Feshin işletme, işyeri ve işin gereklerinden kaynaklanan nedenlerle yapıldığı ileri sürüldüğünde bu konuda işverenin işletmesel kararı aranmalı, işgörme ediminde ifayı engelleyen, bir başka anlatımla istihdamı engelleyen durum araştırılmalı, işletmesel karar ile istihdam fazlalığının meydana gelip gelmediği, işverenin bu kararı tutarlı şekilde uygulayıp uygulamadığı (tutarlılık denetimi), işverenin fesihte keyfi davranıp davranmadığı (keyfilik denetimi) ve işletmesel karar sonucu feshin kaçınılmaz olup olmadığı (ölçülülük denetimi-feshin son çare olması ilkesi) açıklığa kavuşturulmalıdır.

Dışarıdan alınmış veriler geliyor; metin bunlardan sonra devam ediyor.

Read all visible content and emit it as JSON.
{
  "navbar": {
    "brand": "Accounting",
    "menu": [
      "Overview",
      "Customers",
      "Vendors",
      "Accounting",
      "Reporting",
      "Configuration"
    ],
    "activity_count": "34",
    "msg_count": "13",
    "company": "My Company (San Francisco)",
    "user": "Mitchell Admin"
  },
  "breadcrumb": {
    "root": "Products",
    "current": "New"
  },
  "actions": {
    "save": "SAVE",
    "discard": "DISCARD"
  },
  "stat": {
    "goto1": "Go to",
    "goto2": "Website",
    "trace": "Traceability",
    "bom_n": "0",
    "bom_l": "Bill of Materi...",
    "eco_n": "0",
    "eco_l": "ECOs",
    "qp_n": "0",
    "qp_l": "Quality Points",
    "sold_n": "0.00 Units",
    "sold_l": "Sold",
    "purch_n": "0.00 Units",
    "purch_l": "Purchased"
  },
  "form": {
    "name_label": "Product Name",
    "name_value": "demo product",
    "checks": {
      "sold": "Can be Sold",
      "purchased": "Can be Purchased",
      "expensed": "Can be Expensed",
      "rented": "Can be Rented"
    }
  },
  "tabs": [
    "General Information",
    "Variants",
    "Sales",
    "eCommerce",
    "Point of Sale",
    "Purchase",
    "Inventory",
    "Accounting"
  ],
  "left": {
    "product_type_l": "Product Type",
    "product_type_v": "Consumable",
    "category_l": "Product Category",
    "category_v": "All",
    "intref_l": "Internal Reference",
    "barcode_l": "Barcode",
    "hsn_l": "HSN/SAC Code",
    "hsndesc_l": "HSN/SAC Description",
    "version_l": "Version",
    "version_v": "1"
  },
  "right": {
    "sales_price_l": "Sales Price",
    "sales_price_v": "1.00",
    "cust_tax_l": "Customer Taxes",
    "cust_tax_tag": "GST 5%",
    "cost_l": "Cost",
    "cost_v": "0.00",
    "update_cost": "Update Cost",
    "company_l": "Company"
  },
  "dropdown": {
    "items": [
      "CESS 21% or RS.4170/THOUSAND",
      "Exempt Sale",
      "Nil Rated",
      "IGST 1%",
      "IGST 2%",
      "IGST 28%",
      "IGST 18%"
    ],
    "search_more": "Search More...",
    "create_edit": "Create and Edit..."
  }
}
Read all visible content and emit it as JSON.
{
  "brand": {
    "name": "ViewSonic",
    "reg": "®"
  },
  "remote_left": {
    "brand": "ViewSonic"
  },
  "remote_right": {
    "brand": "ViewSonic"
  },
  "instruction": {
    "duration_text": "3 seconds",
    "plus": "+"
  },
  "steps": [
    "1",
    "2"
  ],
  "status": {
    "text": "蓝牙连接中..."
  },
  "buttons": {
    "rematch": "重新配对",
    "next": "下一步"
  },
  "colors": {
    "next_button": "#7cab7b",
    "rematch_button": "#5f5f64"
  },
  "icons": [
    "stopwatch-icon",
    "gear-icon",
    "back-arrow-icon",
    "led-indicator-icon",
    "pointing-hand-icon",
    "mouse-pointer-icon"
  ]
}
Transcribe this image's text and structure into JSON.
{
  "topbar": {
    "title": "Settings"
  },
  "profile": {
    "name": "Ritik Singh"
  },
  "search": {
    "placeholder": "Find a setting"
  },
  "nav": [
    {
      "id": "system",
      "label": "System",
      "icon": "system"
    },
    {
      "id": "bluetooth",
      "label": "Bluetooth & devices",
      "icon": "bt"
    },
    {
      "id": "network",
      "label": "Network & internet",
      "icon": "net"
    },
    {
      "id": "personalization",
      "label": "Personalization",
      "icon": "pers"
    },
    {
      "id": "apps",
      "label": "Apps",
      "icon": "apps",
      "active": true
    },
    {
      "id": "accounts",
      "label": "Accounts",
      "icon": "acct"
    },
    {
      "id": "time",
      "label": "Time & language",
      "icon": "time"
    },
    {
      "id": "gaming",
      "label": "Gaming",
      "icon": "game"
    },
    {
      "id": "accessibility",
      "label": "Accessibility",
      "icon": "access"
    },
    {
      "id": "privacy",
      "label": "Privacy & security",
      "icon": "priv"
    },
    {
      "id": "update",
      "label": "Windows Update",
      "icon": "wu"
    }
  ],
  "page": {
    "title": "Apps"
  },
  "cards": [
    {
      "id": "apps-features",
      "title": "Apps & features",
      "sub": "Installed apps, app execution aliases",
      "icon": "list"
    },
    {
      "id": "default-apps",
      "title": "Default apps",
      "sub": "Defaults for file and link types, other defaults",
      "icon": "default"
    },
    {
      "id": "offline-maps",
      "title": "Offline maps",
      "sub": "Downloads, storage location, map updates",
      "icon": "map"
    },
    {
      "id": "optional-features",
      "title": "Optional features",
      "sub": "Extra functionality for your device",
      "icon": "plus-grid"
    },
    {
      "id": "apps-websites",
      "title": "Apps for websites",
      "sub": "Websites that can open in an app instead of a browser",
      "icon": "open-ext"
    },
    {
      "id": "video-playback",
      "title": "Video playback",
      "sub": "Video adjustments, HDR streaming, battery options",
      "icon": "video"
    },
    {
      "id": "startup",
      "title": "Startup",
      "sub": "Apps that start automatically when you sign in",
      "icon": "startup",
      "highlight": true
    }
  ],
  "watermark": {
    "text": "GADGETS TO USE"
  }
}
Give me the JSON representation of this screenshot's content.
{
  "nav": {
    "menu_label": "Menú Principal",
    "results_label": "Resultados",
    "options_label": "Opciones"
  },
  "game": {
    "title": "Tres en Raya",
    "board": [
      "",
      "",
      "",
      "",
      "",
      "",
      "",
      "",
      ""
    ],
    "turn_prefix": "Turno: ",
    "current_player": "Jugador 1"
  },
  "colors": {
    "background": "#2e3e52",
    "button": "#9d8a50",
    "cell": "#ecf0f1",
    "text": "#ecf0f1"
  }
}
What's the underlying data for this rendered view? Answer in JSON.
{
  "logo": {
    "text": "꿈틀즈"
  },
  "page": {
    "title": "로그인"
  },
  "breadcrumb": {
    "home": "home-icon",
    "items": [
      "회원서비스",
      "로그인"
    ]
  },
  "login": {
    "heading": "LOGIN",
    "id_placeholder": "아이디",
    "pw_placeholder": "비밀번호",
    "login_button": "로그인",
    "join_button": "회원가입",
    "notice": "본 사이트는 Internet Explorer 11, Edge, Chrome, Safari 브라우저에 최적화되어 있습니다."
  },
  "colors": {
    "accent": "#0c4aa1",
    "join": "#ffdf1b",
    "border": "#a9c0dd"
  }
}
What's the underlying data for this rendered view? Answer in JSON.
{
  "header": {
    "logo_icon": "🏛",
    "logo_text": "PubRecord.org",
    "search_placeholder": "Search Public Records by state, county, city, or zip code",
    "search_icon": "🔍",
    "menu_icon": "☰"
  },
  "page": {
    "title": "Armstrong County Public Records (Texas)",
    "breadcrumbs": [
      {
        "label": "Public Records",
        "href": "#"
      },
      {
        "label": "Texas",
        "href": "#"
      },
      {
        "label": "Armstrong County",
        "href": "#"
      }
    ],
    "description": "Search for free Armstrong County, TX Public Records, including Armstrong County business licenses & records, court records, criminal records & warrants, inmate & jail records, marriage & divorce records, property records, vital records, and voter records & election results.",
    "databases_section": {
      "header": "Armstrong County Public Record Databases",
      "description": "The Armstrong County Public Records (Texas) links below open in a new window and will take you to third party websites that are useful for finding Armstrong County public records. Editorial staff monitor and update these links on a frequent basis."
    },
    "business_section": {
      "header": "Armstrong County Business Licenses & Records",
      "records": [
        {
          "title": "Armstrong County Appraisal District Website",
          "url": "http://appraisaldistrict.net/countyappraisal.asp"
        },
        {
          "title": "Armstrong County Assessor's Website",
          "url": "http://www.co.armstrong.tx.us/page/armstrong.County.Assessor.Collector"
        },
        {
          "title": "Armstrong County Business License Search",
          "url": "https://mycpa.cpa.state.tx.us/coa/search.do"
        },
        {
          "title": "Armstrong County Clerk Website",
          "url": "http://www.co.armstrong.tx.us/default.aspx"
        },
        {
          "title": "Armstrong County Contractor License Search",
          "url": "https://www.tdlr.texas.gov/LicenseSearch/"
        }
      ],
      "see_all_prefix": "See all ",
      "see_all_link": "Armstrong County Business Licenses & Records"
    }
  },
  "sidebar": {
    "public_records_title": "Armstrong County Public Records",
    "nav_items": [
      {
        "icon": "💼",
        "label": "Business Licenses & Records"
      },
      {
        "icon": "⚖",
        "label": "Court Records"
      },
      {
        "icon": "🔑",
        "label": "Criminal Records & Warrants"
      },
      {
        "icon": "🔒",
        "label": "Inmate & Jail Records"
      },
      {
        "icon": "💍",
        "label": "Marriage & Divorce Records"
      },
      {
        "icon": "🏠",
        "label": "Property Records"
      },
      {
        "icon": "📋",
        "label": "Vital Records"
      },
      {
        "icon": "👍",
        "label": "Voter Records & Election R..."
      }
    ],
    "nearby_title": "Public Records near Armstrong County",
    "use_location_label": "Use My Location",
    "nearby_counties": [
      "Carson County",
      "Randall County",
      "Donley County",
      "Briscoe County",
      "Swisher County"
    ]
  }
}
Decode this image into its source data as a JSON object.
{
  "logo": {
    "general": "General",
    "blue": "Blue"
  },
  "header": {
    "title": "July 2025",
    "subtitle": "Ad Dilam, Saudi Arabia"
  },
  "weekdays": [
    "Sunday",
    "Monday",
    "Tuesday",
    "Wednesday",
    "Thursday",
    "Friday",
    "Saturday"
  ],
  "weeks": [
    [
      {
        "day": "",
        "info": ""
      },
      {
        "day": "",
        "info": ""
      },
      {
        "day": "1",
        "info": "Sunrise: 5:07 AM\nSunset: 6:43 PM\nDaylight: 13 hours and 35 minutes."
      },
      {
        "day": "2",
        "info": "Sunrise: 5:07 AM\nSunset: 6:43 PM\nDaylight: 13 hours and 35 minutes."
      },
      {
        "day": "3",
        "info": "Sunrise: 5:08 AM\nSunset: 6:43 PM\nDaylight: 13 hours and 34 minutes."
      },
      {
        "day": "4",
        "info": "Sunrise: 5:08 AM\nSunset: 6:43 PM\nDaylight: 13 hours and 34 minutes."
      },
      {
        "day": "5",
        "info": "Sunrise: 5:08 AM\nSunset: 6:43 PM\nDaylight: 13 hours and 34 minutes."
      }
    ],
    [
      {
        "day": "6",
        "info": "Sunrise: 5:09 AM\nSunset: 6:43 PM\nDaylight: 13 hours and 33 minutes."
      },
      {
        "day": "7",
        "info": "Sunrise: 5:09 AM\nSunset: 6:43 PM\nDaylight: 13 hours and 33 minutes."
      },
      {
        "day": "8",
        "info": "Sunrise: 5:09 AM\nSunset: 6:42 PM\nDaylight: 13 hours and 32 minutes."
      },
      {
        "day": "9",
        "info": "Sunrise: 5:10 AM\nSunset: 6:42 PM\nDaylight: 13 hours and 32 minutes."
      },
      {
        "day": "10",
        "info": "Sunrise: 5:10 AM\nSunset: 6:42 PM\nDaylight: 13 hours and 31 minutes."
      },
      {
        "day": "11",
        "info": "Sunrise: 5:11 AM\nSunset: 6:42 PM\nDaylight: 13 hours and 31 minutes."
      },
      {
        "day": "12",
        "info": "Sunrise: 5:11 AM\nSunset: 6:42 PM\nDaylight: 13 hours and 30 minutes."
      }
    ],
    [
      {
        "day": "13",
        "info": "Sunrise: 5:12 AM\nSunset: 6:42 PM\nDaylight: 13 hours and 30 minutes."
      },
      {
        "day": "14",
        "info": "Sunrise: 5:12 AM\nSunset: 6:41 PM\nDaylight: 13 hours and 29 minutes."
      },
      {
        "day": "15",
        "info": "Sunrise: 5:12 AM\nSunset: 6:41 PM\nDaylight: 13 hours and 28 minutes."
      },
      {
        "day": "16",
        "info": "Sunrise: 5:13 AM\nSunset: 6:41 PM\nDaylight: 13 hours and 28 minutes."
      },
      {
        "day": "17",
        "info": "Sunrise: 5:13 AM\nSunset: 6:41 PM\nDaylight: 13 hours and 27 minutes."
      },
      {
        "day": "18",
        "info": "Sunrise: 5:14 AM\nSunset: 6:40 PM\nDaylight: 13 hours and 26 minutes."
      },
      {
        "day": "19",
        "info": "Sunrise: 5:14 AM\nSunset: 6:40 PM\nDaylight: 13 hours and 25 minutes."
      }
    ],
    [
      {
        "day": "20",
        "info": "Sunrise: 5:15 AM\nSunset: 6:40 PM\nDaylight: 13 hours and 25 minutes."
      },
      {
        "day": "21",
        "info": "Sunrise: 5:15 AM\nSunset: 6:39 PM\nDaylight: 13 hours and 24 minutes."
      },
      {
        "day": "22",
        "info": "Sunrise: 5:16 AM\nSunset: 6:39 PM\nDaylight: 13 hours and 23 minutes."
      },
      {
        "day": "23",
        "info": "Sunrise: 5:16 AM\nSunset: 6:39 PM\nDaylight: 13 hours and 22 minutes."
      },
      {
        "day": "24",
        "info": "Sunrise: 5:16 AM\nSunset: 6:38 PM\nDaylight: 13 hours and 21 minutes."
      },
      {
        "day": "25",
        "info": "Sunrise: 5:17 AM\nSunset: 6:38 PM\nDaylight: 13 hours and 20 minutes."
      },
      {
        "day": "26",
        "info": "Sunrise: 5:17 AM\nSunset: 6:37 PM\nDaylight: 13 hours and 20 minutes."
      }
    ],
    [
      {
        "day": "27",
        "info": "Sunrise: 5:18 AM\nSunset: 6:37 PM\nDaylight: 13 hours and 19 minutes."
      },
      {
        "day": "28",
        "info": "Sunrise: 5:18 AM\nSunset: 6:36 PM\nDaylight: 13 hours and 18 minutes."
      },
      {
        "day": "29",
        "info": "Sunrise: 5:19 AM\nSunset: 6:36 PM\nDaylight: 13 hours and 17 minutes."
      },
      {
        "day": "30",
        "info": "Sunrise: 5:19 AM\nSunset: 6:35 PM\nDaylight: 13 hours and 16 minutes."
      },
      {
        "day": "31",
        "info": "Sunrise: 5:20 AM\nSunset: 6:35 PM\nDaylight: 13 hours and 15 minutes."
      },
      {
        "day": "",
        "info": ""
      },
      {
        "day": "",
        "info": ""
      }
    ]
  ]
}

Somut olayda, güvenlik görevlisi olarak çalışan davacının iş sözleşmesi, davalılar arasındaki özel güvenlik alımı işine dair sözleşmenin davalı asıl işveren … Su ve Kanalizasyon Genel Müdürlüğü tarafından feshedilmesi sebebiyle diğer davalı alt işverence feshedilmiştir. Davalılar arasındaki özel güvenlik alımı işine dair sözleşmenin sona erdirilmesine yönelik işveren kararı işletmesel karar niteliğinde olup yukarıdaki açıklamalarda da belirtildiği üzere yerindelik denetimine tabi değildir. Davalılar arasındaki özel güvenlik alımı işine dair sözleşmenin sona erdirilmesi nedeniyle davalı alt işveren şirketinde istihdam fazlalığının ortaya çıkması kaçınılmaz olup yargısal denetimin sadece feshin son çare olması ilkesi kapsamında yapılması gerekmektedir. Bu doğrultuda Dairemiz ilk bozma ilamı ile davalı şirketin fesih tarihinde davacıyı çalıştırabileceği başka iş yerlerinin olup olmadığı, bu iş yerlerine fesih tarihinden kısa bir süre önce ve sonra davacı ile aynı vasıflarda yeni işçi alımı yapılıp yapılmadığının araştırılması ve sonucuna göre karar verilmesi gerektiği belirtilmiştir. Bozma doğrultusunda yapılan inceleme neticesinde Mahkemece feshin son çare olması ilkesine uygun davranılmadığı kanısına varıldığından bahisle dava kabul edilmiş ise de işe alınan işçi sayısı ve işten çıkarılan işçi sayısı dikkate alındığında feshin son çare olma ilkesinin ihlal edildiği söylenemez. Kaldı ki davalının; yeni alınan ihalelerde ilgili kurumların iradesinin, mevcut çalışan işçilerin sözleşmelerinin devam ettirilmesi yönünde olduğu, bu nedenle söz konusu ihaleler kapsamında yapılan işe girişlerin yeni işçi alımı mahiyetinde olmadığına ilişkin savunmasının genel uygulama ile uyumlu olduğu ve sunulan bir kısım belgelerle de bu hususun desteklendiği dikkate alındığında davanın reddine karar verilmesi gerekirken kabulüne karar verilmesi hatalı olup bozmayı gerektirmiştir.
Sonuç:
1-İlk Derece Mahkemesinin yukarıda tarih ve sayısı belirtilen kararının BOZULARAK ORTADAN KALDIRILMASINA,
2-Davanın REDDİNE,
3-Karar tarihi itibariyle alınması gerekli olan 35,90 TL karar ve ilam harcından, peşin alınan 29,20 TL harcın mahsubu ile bakiye 6,70 TL karar ve ilam harcının davacıdan tahsili ile hazineye irad kaydına,
4-Davacının yapmış olduğu yargılama giderinin üzerinde bırakılmasına, davalı ….’nin yaptığı 50,00 TL ile davalı … Genel Müdürlüğü’nün yaptığı 24,00 TL yargılama giderlerinin davacıdan tahsili ile davalılara ödenmesine,
5-Karar tarihinde yürürlükte bulunan Avukatlık Asgari Ücret Tarifesi 22/1 maddesi uyarınca 1.308,00 TL vekalet ücreti taktiri ile davacıdan alınarak davalılara verilmesine,
6-Taraflarca yatırılan gider avanslarından varsa kullanılmayan bakiyelerinin ilgili tarafa iadesine, peşin alınan temyiz karar harcının istek halinde ilgililere iadesine, 01.10.2018 tarihinde oybirliği ile kesin olarak karar verildi.